A yearlong children’s book drive coordinated by nursing students in Sigma Theta Tau international honor society is supporting the Rhode Island Department of Corrections and its efforts to help strengthen the bond between incarcerated parents and their children through books.

The students presented several boxes of children’s books this week to Rehabilitative Services representatives TeLisa Richardson, parenting coordinator, and Ken Findlay, interdepartmental project manager for the Department of Corrections in Cranston. Both Richardson and Findlay met with the students in Salve’s nursing lab.

Through its Books Beyond program, the Department of Corrections and its volunteers provide age-appropriate children’s books for the inmates to read to their children during approved visits, or for the incarcerated parents to be recorded while reading.

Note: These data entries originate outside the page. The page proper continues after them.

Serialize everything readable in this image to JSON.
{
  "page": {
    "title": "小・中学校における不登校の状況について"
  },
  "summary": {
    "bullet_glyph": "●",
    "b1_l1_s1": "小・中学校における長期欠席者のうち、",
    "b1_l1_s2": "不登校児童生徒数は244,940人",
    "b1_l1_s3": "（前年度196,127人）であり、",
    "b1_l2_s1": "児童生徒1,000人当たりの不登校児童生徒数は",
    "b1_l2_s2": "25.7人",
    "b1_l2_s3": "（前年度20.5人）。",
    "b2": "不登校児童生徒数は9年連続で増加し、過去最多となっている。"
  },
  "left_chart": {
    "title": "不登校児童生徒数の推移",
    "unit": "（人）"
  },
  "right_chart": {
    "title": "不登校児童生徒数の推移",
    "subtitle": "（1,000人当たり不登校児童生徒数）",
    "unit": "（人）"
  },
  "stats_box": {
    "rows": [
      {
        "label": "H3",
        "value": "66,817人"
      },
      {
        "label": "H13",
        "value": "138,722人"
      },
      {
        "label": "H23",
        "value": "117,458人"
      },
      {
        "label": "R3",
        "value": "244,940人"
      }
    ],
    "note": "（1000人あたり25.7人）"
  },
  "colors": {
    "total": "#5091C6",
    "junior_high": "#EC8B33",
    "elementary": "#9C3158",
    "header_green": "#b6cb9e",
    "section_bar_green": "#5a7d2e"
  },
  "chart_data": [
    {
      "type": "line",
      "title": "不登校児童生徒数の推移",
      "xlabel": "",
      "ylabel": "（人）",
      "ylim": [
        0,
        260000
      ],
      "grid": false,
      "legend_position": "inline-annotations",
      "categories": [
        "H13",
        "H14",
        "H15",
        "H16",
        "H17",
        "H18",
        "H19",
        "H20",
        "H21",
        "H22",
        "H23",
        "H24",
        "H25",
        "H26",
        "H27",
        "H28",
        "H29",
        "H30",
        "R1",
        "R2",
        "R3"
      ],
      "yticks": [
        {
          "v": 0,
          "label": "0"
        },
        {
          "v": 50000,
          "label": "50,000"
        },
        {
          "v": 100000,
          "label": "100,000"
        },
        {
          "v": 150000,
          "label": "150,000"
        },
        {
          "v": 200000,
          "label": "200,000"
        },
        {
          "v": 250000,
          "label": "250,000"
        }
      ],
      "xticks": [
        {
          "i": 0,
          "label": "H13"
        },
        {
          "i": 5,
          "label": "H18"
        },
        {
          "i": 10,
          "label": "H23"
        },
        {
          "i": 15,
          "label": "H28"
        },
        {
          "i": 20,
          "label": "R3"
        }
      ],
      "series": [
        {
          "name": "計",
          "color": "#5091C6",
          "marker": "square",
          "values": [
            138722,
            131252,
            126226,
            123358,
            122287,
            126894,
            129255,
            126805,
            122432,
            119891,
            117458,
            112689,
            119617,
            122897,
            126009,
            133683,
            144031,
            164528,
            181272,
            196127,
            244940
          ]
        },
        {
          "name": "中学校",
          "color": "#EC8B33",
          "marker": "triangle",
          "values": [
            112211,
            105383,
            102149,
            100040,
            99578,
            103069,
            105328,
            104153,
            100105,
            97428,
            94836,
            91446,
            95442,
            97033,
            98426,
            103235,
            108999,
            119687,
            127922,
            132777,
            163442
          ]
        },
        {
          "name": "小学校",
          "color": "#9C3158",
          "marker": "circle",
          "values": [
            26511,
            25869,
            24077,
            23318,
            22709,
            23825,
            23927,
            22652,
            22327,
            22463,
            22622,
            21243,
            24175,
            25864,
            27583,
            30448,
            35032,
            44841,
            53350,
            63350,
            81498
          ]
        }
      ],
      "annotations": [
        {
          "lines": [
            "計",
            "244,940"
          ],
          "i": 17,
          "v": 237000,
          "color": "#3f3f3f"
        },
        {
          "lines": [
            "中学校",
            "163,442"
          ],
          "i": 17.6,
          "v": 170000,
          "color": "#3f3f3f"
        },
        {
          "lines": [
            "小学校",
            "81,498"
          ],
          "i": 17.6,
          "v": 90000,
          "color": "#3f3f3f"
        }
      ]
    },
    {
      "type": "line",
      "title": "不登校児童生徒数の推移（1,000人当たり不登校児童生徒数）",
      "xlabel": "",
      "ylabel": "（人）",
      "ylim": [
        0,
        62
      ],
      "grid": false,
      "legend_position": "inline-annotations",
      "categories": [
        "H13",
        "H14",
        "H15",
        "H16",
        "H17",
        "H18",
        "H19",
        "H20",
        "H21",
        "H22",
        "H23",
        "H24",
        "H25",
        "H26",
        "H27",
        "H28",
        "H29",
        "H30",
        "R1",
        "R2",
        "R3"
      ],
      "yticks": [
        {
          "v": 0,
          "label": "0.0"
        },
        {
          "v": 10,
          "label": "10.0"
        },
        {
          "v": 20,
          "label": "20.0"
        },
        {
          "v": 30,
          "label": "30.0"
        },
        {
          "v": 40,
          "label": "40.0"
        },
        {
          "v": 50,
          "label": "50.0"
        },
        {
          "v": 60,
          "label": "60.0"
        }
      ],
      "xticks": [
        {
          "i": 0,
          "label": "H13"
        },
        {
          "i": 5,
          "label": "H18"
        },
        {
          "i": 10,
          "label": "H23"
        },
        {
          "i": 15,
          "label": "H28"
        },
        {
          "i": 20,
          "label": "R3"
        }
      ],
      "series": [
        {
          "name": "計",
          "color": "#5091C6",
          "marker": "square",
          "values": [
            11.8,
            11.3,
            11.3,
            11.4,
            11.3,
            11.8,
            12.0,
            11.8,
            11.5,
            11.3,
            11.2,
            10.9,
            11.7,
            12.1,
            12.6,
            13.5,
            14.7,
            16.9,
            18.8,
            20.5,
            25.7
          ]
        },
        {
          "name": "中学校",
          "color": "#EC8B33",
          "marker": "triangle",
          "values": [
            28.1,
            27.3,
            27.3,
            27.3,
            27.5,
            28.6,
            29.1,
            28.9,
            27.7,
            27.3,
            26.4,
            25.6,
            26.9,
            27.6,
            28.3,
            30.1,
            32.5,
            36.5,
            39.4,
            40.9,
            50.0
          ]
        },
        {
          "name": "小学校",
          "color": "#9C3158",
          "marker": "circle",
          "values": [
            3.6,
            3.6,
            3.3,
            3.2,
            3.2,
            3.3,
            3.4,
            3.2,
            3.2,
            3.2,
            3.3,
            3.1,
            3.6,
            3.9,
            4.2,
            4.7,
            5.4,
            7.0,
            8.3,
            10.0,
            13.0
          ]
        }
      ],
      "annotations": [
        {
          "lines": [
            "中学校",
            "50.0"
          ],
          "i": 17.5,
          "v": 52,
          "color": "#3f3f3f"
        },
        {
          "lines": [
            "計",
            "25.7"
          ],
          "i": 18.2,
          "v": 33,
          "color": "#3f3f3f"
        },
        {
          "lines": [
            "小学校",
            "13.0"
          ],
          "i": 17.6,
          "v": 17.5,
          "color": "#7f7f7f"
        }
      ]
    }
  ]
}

The books and the recordings are then mailed to the children to keep.

“Maintaining positive and healthy familial bonds between children and their incarcerated parents is crucial to the children’s emotional well-being because it can reduce the negative effects children experience as a result of the parent’s absence,” Richardson said. “Preservation of this bond can also have positive effects on the rehabilitation of incarcerated parents.”

The Salve students collaborated on the project with 2017 nursing graduate Hayley Morais, who launched her charitable organization Give A Book, Make A Difference in 2009, when she was crowned Miss Massachusetts Junior National Teenager. The organization collects gently used books to donate to others in need.

“I am truly proud of the Sigma Theta Tau members for all their work in collecting donations through the past year and happy to see their work come to fruition today,” said Julie L’Europa, assistant professor in the Department of Nursing.